With the flick of a switch, a handful of tech giants can change the nature and extent of mankind’s ingestion of information. In 2013, Google took a step towards understanding the intent of their users with the Hummingbird algorithm. Twitter replaced most-recent with most-important tweets when they introduced their algorithmic timeline in 2016. Facebook claimed they’ll be replacing clickbait with more meaningful interactions on their feeds earlier this year. These changes are almost always met with public uproar for a few weeks, soon after which humanity acquiesces. The ability for an elite to instantly alter the thoughts and behavior of billions of people is unprecedented.
This is all possible because of algorithms. The personalized, curated news, information and learning feeds we consume several times a day have all been through a process of collaborative filtering. This is the principle that if I like X, and you and I are similar in some algorithmically determined sense, then you’ll probably like X too. Everyone gets their own, mass-personalized feed, rationed by the machines.
The consequences are serious and wide-ranging. Fake news and misinformation are pervasive. Young kids are being subjected to algorithmically generated, algorithmically optimized pernicious content. Perhaps the least concerning implication is that there is systemic bias in our information feeds, that we operate in and are informed by tiny echo chambers. It’s a grotesque irony that our experiences of the world wide web today are actually pretty local, despite warnings from the likes of Eli Pariser back in 2011.
What can be done? While data scientists, policymakers, and ethics boards work on large-scale, long-term fixes, it’s incumbent on us, as individual agents, to ensure that we find out and learn what we really need. Against the technological backdrop described above, it’s more important than ever that the modern knowledge worker makes good business decisions based on good information: factual, unbiased, broad-based. Of course, resistance to algorithms is difficult because we’re up against a sophisticated, secret system. But it’s not futile, yet.
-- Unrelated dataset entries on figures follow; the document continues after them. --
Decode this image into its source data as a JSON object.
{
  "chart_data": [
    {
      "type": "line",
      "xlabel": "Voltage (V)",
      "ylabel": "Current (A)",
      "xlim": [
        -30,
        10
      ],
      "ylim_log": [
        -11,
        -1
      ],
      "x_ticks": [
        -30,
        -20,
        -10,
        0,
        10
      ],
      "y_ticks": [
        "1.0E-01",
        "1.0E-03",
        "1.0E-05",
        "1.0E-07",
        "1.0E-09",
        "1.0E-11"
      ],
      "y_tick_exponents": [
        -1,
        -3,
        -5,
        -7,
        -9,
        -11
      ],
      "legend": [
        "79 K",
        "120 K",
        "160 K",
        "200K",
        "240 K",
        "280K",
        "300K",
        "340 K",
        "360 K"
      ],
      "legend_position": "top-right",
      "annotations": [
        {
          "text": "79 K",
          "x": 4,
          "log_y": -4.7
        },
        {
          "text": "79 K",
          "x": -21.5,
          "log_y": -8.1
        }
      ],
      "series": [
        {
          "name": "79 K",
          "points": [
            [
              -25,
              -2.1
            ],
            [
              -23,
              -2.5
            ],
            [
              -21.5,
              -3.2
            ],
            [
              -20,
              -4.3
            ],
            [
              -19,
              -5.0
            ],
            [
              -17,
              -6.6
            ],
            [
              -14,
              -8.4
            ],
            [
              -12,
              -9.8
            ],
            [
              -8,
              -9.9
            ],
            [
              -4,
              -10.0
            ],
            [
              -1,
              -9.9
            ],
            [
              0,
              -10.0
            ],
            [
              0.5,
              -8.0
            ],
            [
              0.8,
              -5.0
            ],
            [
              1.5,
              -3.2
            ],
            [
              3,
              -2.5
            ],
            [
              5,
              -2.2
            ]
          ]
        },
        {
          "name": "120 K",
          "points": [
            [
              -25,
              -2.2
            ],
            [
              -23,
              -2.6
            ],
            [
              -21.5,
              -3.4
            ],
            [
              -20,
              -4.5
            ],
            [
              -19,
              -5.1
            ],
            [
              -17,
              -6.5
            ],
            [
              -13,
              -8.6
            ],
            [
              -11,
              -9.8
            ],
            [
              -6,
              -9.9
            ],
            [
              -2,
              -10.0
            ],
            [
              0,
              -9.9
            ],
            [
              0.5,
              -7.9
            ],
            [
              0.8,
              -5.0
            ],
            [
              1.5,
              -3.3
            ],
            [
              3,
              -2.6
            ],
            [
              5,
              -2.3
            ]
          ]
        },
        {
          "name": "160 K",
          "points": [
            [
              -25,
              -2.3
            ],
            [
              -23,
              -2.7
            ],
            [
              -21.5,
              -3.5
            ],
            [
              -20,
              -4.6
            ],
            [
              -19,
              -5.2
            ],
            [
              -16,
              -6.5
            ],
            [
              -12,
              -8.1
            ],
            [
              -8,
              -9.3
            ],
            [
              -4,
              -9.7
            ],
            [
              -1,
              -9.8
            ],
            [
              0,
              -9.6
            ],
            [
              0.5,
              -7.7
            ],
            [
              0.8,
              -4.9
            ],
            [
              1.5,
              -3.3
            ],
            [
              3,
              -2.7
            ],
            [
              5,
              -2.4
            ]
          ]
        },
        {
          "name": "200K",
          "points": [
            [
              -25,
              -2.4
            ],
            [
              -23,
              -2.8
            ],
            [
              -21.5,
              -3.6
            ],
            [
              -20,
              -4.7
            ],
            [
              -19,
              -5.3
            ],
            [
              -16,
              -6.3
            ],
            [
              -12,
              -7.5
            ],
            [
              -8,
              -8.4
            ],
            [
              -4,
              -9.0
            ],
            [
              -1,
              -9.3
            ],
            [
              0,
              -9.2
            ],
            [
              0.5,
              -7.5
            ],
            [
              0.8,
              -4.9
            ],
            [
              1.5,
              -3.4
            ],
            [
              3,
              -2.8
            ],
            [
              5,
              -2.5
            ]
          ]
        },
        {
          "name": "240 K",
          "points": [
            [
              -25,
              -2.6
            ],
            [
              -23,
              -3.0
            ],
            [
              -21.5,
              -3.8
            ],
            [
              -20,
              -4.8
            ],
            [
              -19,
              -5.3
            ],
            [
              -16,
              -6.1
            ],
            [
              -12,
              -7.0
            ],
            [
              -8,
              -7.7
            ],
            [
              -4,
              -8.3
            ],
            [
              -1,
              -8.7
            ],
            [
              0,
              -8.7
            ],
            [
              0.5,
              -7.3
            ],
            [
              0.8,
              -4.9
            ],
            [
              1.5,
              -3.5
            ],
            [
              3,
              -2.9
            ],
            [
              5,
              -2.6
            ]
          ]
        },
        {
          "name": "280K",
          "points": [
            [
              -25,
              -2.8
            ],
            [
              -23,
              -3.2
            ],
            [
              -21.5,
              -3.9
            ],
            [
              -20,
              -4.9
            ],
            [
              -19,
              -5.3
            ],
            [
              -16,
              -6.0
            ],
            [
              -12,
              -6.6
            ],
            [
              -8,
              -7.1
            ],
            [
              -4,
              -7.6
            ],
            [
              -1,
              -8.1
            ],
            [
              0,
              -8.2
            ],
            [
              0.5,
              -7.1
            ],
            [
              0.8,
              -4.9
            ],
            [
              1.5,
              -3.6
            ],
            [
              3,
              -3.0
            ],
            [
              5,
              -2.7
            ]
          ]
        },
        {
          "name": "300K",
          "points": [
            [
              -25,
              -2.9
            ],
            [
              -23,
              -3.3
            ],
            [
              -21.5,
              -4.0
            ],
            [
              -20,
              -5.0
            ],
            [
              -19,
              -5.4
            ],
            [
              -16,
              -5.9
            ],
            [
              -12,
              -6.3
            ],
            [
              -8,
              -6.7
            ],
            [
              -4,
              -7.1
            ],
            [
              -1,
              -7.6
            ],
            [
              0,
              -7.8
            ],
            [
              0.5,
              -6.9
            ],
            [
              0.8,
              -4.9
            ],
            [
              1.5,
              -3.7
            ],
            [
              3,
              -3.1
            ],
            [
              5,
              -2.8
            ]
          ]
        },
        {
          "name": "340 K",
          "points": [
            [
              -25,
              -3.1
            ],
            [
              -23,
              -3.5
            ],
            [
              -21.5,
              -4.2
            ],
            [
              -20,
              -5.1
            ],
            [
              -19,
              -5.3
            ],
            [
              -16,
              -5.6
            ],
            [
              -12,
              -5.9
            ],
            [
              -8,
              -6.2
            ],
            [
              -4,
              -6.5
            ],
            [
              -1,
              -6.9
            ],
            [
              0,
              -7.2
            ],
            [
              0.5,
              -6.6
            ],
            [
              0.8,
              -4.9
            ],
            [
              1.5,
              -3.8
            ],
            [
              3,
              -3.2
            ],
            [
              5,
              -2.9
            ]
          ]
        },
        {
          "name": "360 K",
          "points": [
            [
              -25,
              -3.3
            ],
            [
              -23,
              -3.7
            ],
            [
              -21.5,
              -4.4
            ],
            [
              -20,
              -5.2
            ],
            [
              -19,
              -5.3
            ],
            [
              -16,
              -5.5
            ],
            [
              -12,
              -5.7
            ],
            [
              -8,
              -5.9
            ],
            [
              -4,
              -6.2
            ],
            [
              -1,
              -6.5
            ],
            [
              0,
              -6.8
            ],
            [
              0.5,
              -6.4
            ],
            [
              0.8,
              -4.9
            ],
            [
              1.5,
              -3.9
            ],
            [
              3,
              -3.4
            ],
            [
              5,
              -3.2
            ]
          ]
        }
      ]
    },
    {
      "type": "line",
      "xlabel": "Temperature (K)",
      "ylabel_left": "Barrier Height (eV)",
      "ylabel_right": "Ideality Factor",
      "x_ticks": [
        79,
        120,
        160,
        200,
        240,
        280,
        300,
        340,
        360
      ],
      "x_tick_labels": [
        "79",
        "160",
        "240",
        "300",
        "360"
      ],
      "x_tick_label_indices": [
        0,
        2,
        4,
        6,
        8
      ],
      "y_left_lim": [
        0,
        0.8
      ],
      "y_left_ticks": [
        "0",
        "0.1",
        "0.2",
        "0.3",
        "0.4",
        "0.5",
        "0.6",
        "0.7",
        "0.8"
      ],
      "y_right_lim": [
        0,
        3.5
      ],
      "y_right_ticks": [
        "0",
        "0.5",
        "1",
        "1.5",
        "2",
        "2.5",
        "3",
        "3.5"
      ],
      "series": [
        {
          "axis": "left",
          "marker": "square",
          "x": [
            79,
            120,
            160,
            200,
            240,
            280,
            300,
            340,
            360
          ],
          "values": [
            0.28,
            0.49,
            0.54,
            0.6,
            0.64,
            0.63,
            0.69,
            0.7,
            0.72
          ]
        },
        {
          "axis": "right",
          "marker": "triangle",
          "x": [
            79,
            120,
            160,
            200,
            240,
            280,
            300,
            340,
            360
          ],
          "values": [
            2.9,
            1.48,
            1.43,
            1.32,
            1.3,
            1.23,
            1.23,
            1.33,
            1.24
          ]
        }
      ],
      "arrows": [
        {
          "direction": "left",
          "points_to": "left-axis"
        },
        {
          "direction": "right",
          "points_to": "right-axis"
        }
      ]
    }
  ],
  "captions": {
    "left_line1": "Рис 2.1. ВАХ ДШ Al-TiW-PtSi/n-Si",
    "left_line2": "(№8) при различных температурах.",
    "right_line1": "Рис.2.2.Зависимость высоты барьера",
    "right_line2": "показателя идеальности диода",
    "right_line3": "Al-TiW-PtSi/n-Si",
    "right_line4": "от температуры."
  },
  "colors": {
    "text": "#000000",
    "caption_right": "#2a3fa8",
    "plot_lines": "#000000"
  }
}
Here are five practical steps you can take right now.
First, just be aware of what’s going on (a lot of decisions are being made for you by invisible code) and what’s at stake (the consequences of having a very specific, narrow world view). Reading up on the issue is a good start. This awareness may encourage you to question the veracity and comprehensiveness of your feeds and to find solutions which are more pertinent to your situation than can possibly be listed here.
Second, help the algorithm. Or game it. Change your settings to allow some randomized recommendations (if the system has this feature). Deliberately follow people with contrarian views. Proactively explore your chosen social media platforms rather than just passively consuming the content meted out; such exploration will be picked up by the algorithm and reflected in future recommendations. Force the system to cast its net wider.
Third, get off the radar. From browsing privately in incognito mode to searching anonymously with a search engine that doesn’t track you like duckduckgo, there are a host of methods at your disposal. This needn’t be a permanent or absolute switch. But knowing when and how to get an unfiltered view of the web can be useful.
Fourth, consciously decide how much human influence you want. Personalized email digests and social media feeds are algorithmically determined. Traditional editorial is still picked by the human hand. Of course, human curation is subject to bias too. But it’s also subject to scrutiny from a larger audience; clearer lines of responsibility (the buck stops with the Editor-in-Chief); ethics and standards; and an aspiration — for some publications at least — to deliver comprehensive rather than subjectively relevant coverage.
Fifth, step out of the digital echo chamber by stepping out of digital altogether. The physical world is consistently chaotic. Pay greater attention to the feelings, observations, musings, and conversations you have in real life.
The influence of algorithms is immense and double-edged. Some of the toxic effects have been alluded to here. The benefits are also substantial: from thousands, millions, even billions of pieces of mostly irrelevant content, algorithms serves up a feed of compulsive, inspiring nuggets. Fix your feed to optimize your perspective on the world wide web as well as the big wide world.